The question is this: what does the Government have to fear from proper oversight and accountability? If it did not fear oversight and accountability, it would have no problem with laying such directions before the Houses of the Oireachtas or in giving the same provisions that apply to orders to directives. If it did not fear proper oversight, it would have written this legislation in such a way that a direction to inject our money into banks in the future would be an order and in such a way that the privatisation of a State agency would be an order. However, at the core of these sections is the attempt by the Government to evade the type of scrutiny, oversight and transparency that has been so badly lacking in the past number of years. The Government wants to continue down the same road. That is the crux of this. The Government asks us to take it in good faith and to agree that it will behave responsibly with the powers it has. That is fine, and I believe the Minister of State is genuine in what he is saying and that he does not intend to fritter away the State's assets into broken banks in the future. However, legislation is about putting in protections. It is not about protecting against the Opposition, but about establishing protections for citizens of the State. This protection would allow us the ability to have a debate. The amendment would not give an automatic right to a debate, but it would give the right for Deputies elected on behalf of the people to red-flag an issue. It would give them the opportunity to say an issue is of such magnitude that they believe the direction should be debated in the Seanad or the Dáil and that if the power of their argument was so strong and convincing that they had a majority, this would annul the provision, but would not affect anything that took place within the previous 21 days.

I am passionate about this because it is about transparency and real political reform. We talk about political reform all the time - it is a buzzword here - but unless we allow for more scrutiny and transparency, we should all just go home and let the Government govern the way it wants. Sometimes it seems that is what is happening. Some of the Minister of State's responses have been like that, saying the Government is not giving itself any extra power and that it has a majority anyway. We know that. What is the point? We know this legislation is going to pass and that the Government will not accept any amendment. However, we are here because sometimes the Government comes up with bad legislation and sometimes the debate process is important.
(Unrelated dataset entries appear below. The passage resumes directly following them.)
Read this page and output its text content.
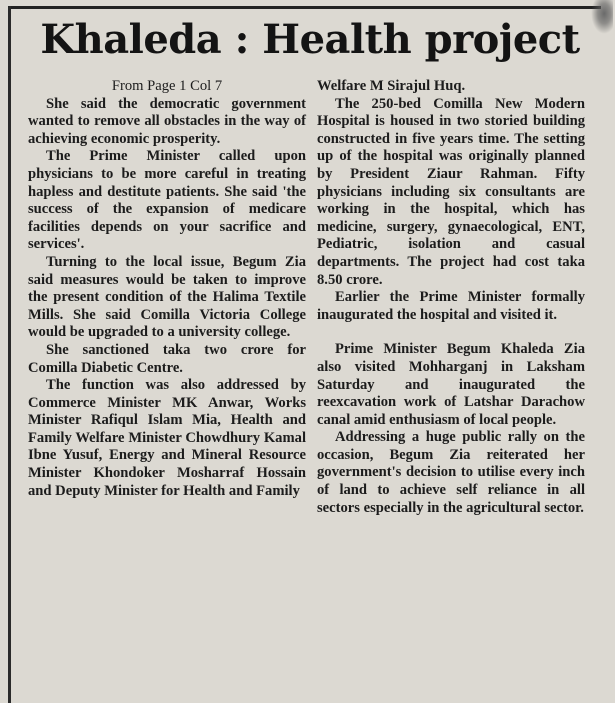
Khaleda : Health project

From Page 1 Col 7

She said the democratic government wanted to remove all obstacles in the way of achieving economic prosperity.

The Prime Minister called upon physicians to be more careful in treating hapless and destitute patients. She said 'the success of the expansion of medicare facilities depends on your sacrifice and services'.

Turning to the local issue, Begum Zia said measures would be taken to improve the present condition of the Halima Textile Mills. She said Comilla Victoria College would be upgraded to a university college.

She sanctioned taka two crore for Comilla Diabetic Centre.

The function was also addressed by Commerce Minister MK Anwar, Works Minister Rafiqul Islam Mia, Health and Family Welfare Minister Chowdhury Kamal Ibne Yusuf, Energy and Mineral Resource Minister Khondoker Mosharraf Hossain and Deputy Minister for Health and Family

Welfare M Sirajul Huq.

The 250-bed Comilla New Modern Hospital is housed in two storied building constructed in five years time. The setting up of the hospital was originally planned by President Ziaur Rahman. Fifty physicians including six consultants are working in the hospital, which has medicine, surgery, gynaecological, ENT, Pediatric, isolation and casual departments. The project had cost taka 8.50 crore.

Earlier the Prime Minister formally inaugurated the hospital and visited it.

Prime Minister Begum Khaleda Zia also visited Mohharganj in Laksham Saturday and inaugurated the reexcavation work of Latshar Darachow canal amid enthusiasm of local people.

Addressing a huge public rally on the occasion, Begum Zia reiterated her government's decision to utilise every inch of land to achieve self reliance in all sectors especially in the agricultural sector.
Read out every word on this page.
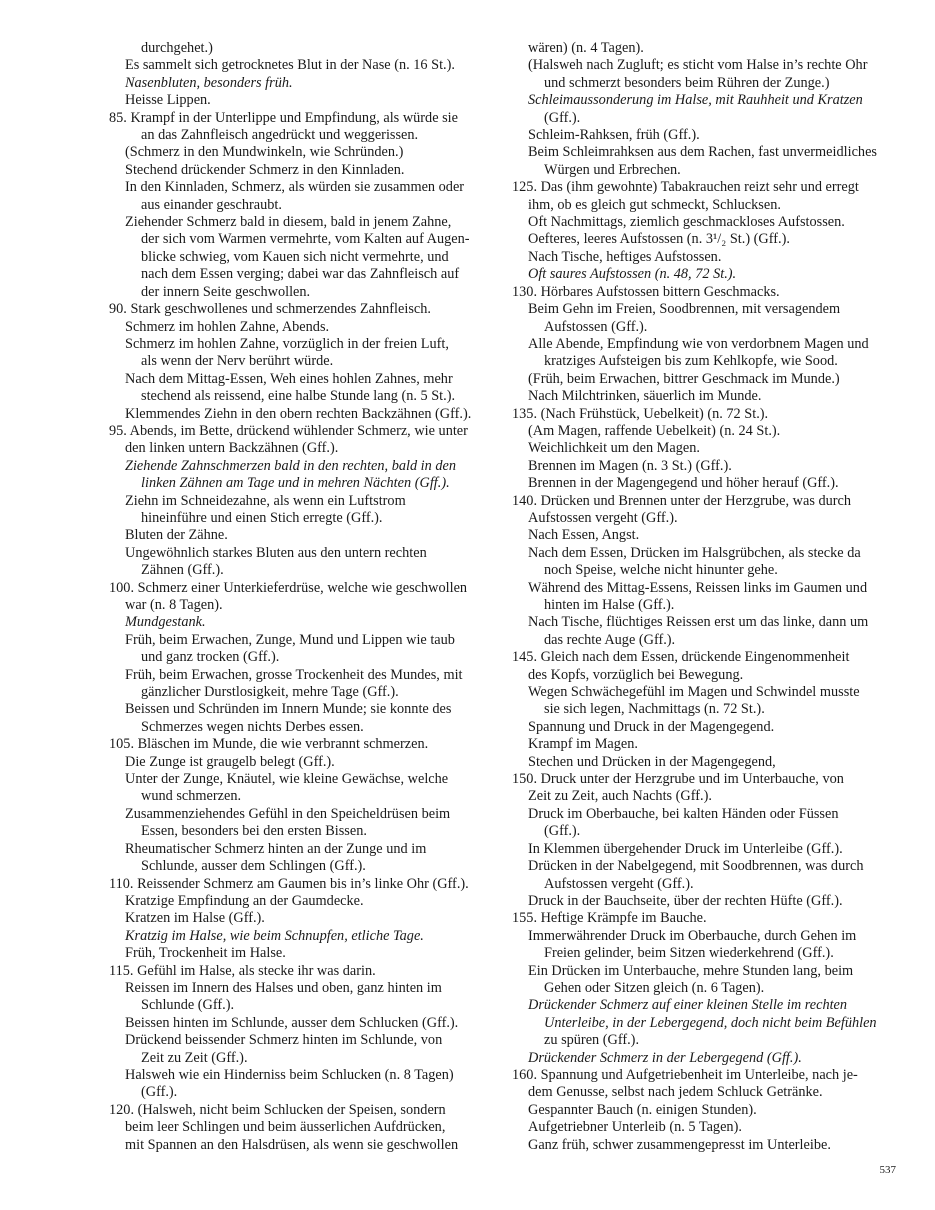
durchgehet.)

Es sammelt sich getrocknetes Blut in der Nase (n. 16 St.).

Nasenbluten, besonders früh.

Heisse Lippen.

85. Krampf in der Unterlippe und Empfindung, als würde sie

an das Zahnfleisch angedrückt und weggerissen.

(Schmerz in den Mundwinkeln, wie Schründen.)

Stechend drückender Schmerz in den Kinnladen.

In den Kinnladen, Schmerz, als würden sie zusammen oder

aus einander geschraubt.

Ziehender Schmerz bald in diesem, bald in jenem Zahne,

der sich vom Warmen vermehrte, vom Kalten auf Augen-

blicke schwieg, vom Kauen sich nicht vermehrte, und

nach dem Essen verging; dabei war das Zahnfleisch auf

der innern Seite geschwollen.

90. Stark geschwollenes und schmerzendes Zahnfleisch.

Schmerz im hohlen Zahne, Abends.

Schmerz im hohlen Zahne, vorzüglich in der freien Luft,

als wenn der Nerv berührt würde.

Nach dem Mittag-Essen, Weh eines hohlen Zahnes, mehr

stechend als reissend, eine halbe Stunde lang (n. 5 St.).

Klemmendes Ziehn in den obern rechten Backzähnen (Gff.).

95. Abends, im Bette, drückend wühlender Schmerz, wie unter

den linken untern Backzähnen (Gff.).

Ziehende Zahnschmerzen bald in den rechten, bald in den

linken Zähnen am Tage und in mehren Nächten (Gff.).

Ziehn im Schneidezahne, als wenn ein Luftstrom

hineinführe und einen Stich erregte (Gff.).

Bluten der Zähne.

Ungewöhnlich starkes Bluten aus den untern rechten

Zähnen (Gff.).

100. Schmerz einer Unterkieferdrüse, welche wie geschwollen

war (n. 8 Tagen).

Mundgestank.

Früh, beim Erwachen, Zunge, Mund und Lippen wie taub

und ganz trocken (Gff.).

Früh, beim Erwachen, grosse Trockenheit des Mundes, mit

gänzlicher Durstlosigkeit, mehre Tage (Gff.).

Beissen und Schründen im Innern Munde; sie konnte des

Schmerzes wegen nichts Derbes essen.

105. Bläschen im Munde, die wie verbrannt schmerzen.

Die Zunge ist graugelb belegt (Gff.).

Unter der Zunge, Knäutel, wie kleine Gewächse, welche

wund schmerzen.

Zusammenziehendes Gefühl in den Speicheldrüsen beim

Essen, besonders bei den ersten Bissen.

Rheumatischer Schmerz hinten an der Zunge und im

Schlunde, ausser dem Schlingen (Gff.).

110. Reissender Schmerz am Gaumen bis in’s linke Ohr (Gff.).

Kratzige Empfindung an der Gaumdecke.

Kratzen im Halse (Gff.).

Kratzig im Halse, wie beim Schnupfen, etliche Tage.

Früh, Trockenheit im Halse.

115. Gefühl im Halse, als stecke ihr was darin.

Reissen im Innern des Halses und oben, ganz hinten im

Schlunde (Gff.).

Beissen hinten im Schlunde, ausser dem Schlucken (Gff.).

Drückend beissender Schmerz hinten im Schlunde, von

Zeit zu Zeit (Gff.).

Halsweh wie ein Hinderniss beim Schlucken (n. 8 Tagen)

(Gff.).

120. (Halsweh, nicht beim Schlucken der Speisen, sondern

beim leer Schlingen und beim äusserlichen Aufdrücken,

mit Spannen an den Halsdrüsen, als wenn sie geschwollen

wären) (n. 4 Tagen).

(Halsweh nach Zugluft; es sticht vom Halse in’s rechte Ohr

und schmerzt besonders beim Rühren der Zunge.)

Schleimaussonderung im Halse, mit Rauhheit und Kratzen

(Gff.).

Schleim-Rahksen, früh (Gff.).

Beim Schleimrahksen aus dem Rachen, fast unvermeidliches

Würgen und Erbrechen.

125. Das (ihm gewohnte) Tabakrauchen reizt sehr und erregt

ihm, ob es gleich gut schmeckt, Schlucksen.

Oft Nachmittags, ziemlich geschmackloses Aufstossen.

Oefteres, leeres Aufstossen (n. 3¹/₂ St.) (Gff.).

Nach Tische, heftiges Aufstossen.

Oft saures Aufstossen (n. 48, 72 St.).

130. Hörbares Aufstossen bittern Geschmacks.

Beim Gehn im Freien, Soodbrennen, mit versagendem

Aufstossen (Gff.).

Alle Abende, Empfindung wie von verdorbnem Magen und

kratziges Aufsteigen bis zum Kehlkopfe, wie Sood.

(Früh, beim Erwachen, bittrer Geschmack im Munde.)

Nach Milchtrinken, säuerlich im Munde.

135. (Nach Frühstück, Uebelkeit) (n. 72 St.).

(Am Magen, raffende Uebelkeit) (n. 24 St.).

Weichlichkeit um den Magen.

Brennen im Magen (n. 3 St.) (Gff.).

Brennen in der Magengegend und höher herauf (Gff.).

140. Drücken und Brennen unter der Herzgrube, was durch

Aufstossen vergeht (Gff.).

Nach Essen, Angst.

Nach dem Essen, Drücken im Halsgrübchen, als stecke da

noch Speise, welche nicht hinunter gehe.

Während des Mittag-Essens, Reissen links im Gaumen und

hinten im Halse (Gff.).

Nach Tische, flüchtiges Reissen erst um das linke, dann um

das rechte Auge (Gff.).

145. Gleich nach dem Essen, drückende Eingenommenheit

des Kopfs, vorzüglich bei Bewegung.

Wegen Schwächegefühl im Magen und Schwindel musste

sie sich legen, Nachmittags (n. 72 St.).

Spannung und Druck in der Magengegend.

Krampf im Magen.

Stechen und Drücken in der Magengegend,

150. Druck unter der Herzgrube und im Unterbauche, von

Zeit zu Zeit, auch Nachts (Gff.).

Druck im Oberbauche, bei kalten Händen oder Füssen

(Gff.).

In Klemmen übergehender Druck im Unterleibe (Gff.).

Drücken in der Nabelgegend, mit Soodbrennen, was durch

Aufstossen vergeht (Gff.).

Druck in der Bauchseite, über der rechten Hüfte (Gff.).

155. Heftige Krämpfe im Bauche.

Immerwährender Druck im Oberbauche, durch Gehen im

Freien gelinder, beim Sitzen wiederkehrend (Gff.).

Ein Drücken im Unterbauche, mehre Stunden lang, beim

Gehen oder Sitzen gleich (n. 6 Tagen).

Drückender Schmerz auf einer kleinen Stelle im rechten

Unterleibe, in der Lebergegend, doch nicht beim Befühlen

zu spüren (Gff.).

Drückender Schmerz in der Lebergegend (Gff.).

160. Spannung und Aufgetriebenheit im Unterleibe, nach je-

dem Genusse, selbst nach jedem Schluck Getränke.

Gespannter Bauch (n. einigen Stunden).

Aufgetriebner Unterleib (n. 5 Tagen).

Ganz früh, schwer zusammengepresst im Unterleibe.

537
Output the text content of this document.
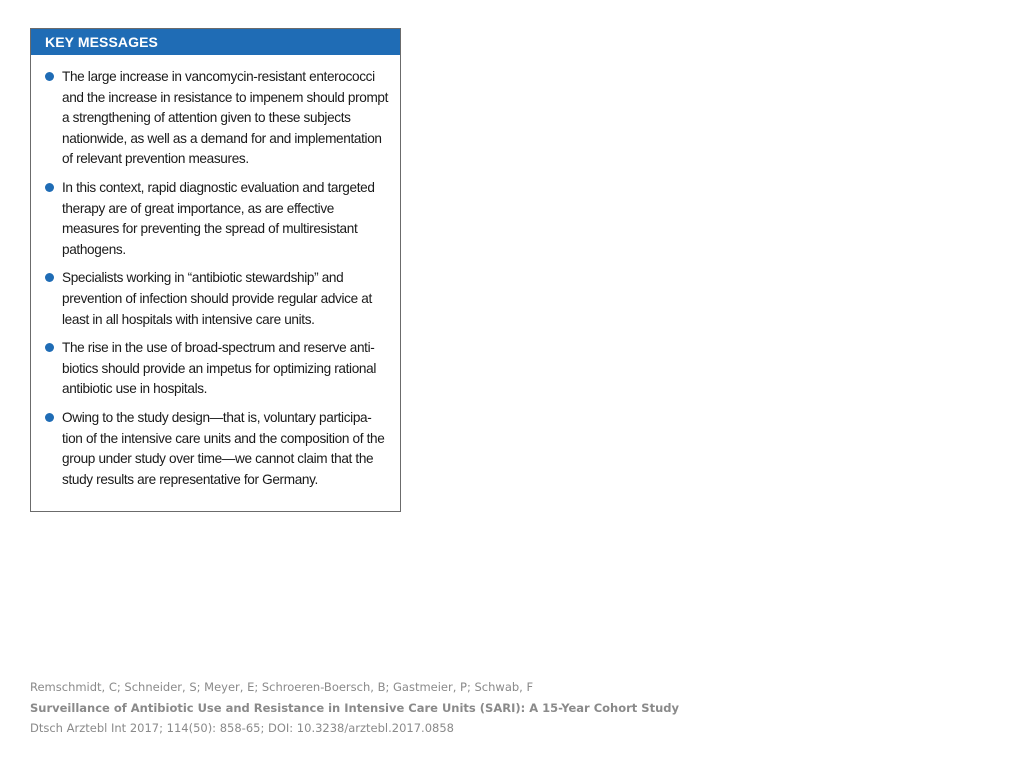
KEY MESSAGES
The large increase in vancomycin-resistant enterococci and the increase in resistance to impenem should prompt a strengthening of attention given to these subjects nationwide, as well as a demand for and implementation of relevant prevention measures.
In this context, rapid diagnostic evaluation and targeted therapy are of great importance, as are effective measures for preventing the spread of multiresistant pathogens.
Specialists working in “antibiotic stewardship” and prevention of infection should provide regular advice at least in all hospitals with intensive care units.
The rise in the use of broad-spectrum and reserve anti-biotics should provide an impetus for optimizing rational antibiotic use in hospitals.
Owing to the study design—that is, voluntary participa-tion of the intensive care units and the composition of the group under study over time—we cannot claim that the study results are representative for Germany.
Remschmidt, C; Schneider, S; Meyer, E; Schroeren-Boersch, B; Gastmeier, P; Schwab, F
Surveillance of Antibiotic Use and Resistance in Intensive Care Units (SARI): A 15-Year Cohort Study
Dtsch Arztebl Int 2017; 114(50): 858-65; DOI: 10.3238/arztebl.2017.0858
I strongly commend this amendment. At the bare minimum, the Minister of State should look at the directions that can be issued under this legislation, which have severe consequences. There is some validity in his argument that every small direction that can be issued to the agency in regard to the performance of its duties may not need to be laid before the Houses of the Oireachtas. However, there is no big deal with laying anything before the Houses. Laying something before the Houses does not mean there will be debate on it. It is up to Members to look at what is laid before the Houses and consider whether there is an issue that should be examined more closely. If the Minister of State wanted to bring in an amendment of that sort, that would be some sort of compromise. Sections 19 and 42, however, are two cases in which the directions that can be issued are of such potential magnitude that respect should be given to debate, to the Government's political opponents and to the Houses of the Oireachtas by allowing these directions to be laid before them and to be annulled if the majority so wishes.